Sotto Mangu (1251-57) l'impero mongolo toccò la sua massima estensione grazie alle conquiste de' suoi fratelli Kubilai e Hulagu. Kubilai s'impadronì della Cina meridionale e divenne gran chan (1260). Egli trasferì in Cina il centro dell'impero, facendone capitale Pechino, col nome di Cambaluk, cioé Khan-balik (città del Chan).

Nel frattempo, in Occidente, Hulagu iniziò la conquista della Persia. Che in breve avrebbe portato alla
distruzione del regno del califfo. Bagdad, la capitale, espugnata nel 1258, fu distrutta e saccheggiata e la massima parte della popolazione uccisa.

Trentasettesimo esponente della sua linea dinastica, al-Mustasim regnava su un territorio ristretto ormai al solo Iraq, un’ombra di quello che era stato il califfato al suo apogeo, ma si sentiva ancora il capo spirituale della comunità islamica ed era di conseguenza poco disposto a sottomettersi ad un barbaro miscredente. La sua condotta mostrò alquanto a desiderare perché, senza compiacere il suo pericoloso vicino mandando truppe o tributi, non mostrò sufficiente risolutezza nel preparare la difesa e lasciò che le inconcludenti trattative andassero avanti quasi fino al momento in cui l’esercito mongolo incombette sulla città.
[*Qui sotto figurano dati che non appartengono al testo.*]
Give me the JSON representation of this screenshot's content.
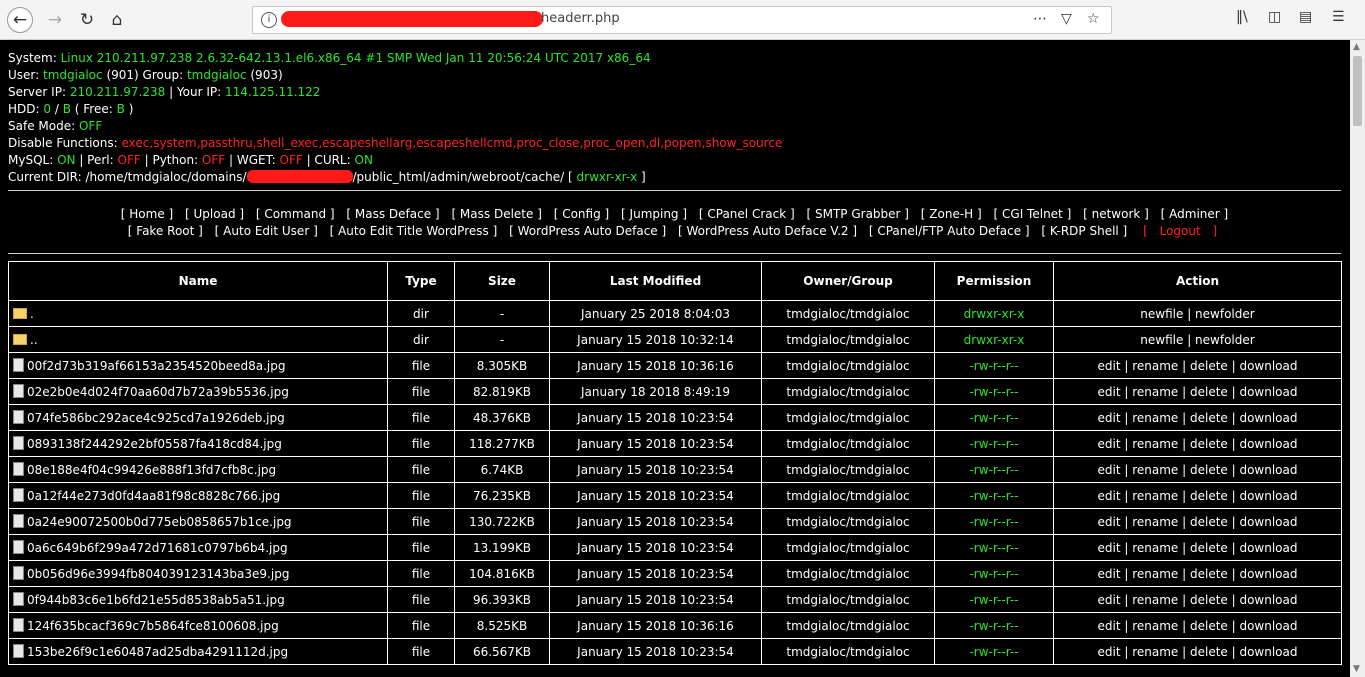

Le truppe califfali furono spazzate via e la città investita nel gennaio del 1258 L’assedio fu breve e già il 10 febbraio le truppe mongole avevano aperto delle brecce. Il califfo per stornare l’imminente catastrofe mandò alti dignitari e i suoi stessi figli con doni, accettando di sottomettersi. Infine si recò di persona all’accampamento mongolo e fu accolto affabilmente da Hulagu. I Mongoli, gli imposero di lanciare un appello alla popolazione perché deponesse le armi e uscisse dalla cinta di mura per essere censita. Quelli che ascoltarono l’appello uscirono dalla città, furono suddivisi in vari gruppi, e fatti a pezzi scaglione dopo scaglione. Questo massacro perpetrato a sangue freddo doveva precedere il saccheggio e renderlo il più comodo possibile.
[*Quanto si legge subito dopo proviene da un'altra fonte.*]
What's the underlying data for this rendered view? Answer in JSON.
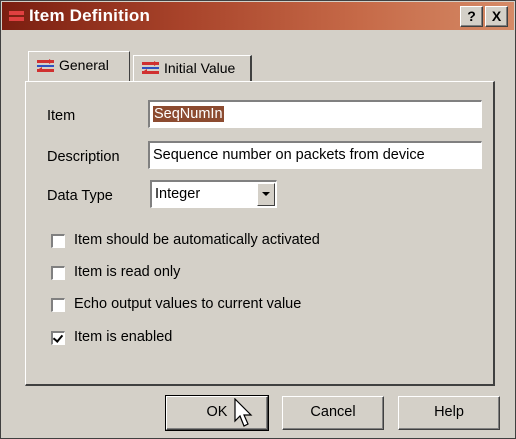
{
  "window": {
    "title": "Item Definition",
    "help_label": "?",
    "close_label": "X",
    "icon": "item-definition-icon"
  },
  "tabs": [
    {
      "label": "General",
      "icon": "general-tab-icon",
      "active": true
    },
    {
      "label": "Initial Value",
      "icon": "initial-value-tab-icon",
      "active": false
    }
  ],
  "form": {
    "item_label": "Item",
    "item_value": "SeqNumIn",
    "description_label": "Description",
    "description_value": "Sequence number on packets from device",
    "data_type_label": "Data Type",
    "data_type_value": "Integer"
  },
  "checkboxes": [
    {
      "label": "Item should be automatically activated",
      "checked": false
    },
    {
      "label": "Item is read only",
      "checked": false
    },
    {
      "label": "Echo output values to current value",
      "checked": false
    },
    {
      "label": "Item is enabled",
      "checked": true
    }
  ],
  "buttons": {
    "ok": "OK",
    "cancel": "Cancel",
    "help": "Help"
  },
  "colors": {
    "titlebar_start": "#7a1e10",
    "titlebar_end": "#d58a66",
    "selection": "#8c4b30",
    "face": "#d4d0c8"
  }
}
I giorni successivi furono dedicati dalle truppe mongole ad asportare tutti i beni che era possibile trasportare. Il saccheggio non risparmiò nulla: dal palazzo del califfo all’ultima casa popolare. Quelli degli abitanti che non erano riusciti a nascondersi perfettamente furono uccisi sul posto. I cristiani rifugiati nelle chiese furono risparmiati per l’influenza della Dotuz Khatun.
Alcuni Mussulmani cercarono di comprare la salvezza, ma solo dopo sette giorni di saccheggio e caccia all’uomo ai superstiti fu concesso di vivere. Al- Mutassim fu indotto da Hulagu a rivelare tutti i tesori segreti, poi fu portato insieme ai suoi figli nel villaggio di Vakaf. I mongoli non usavano spargere il sangue dei nemici di sangue reale, per cui misero il califfo in un sacco e lo fecero calpestare a morte dai cavalli. I suoi figli e ogni parente abbaside furono analogamente messi a morte. Il fetore proveniente dalla montagna di morti insepolti si era fatto così pestilenziale da indurre i Mongoli a muoversi a parecchi chilometri dalla città devastata.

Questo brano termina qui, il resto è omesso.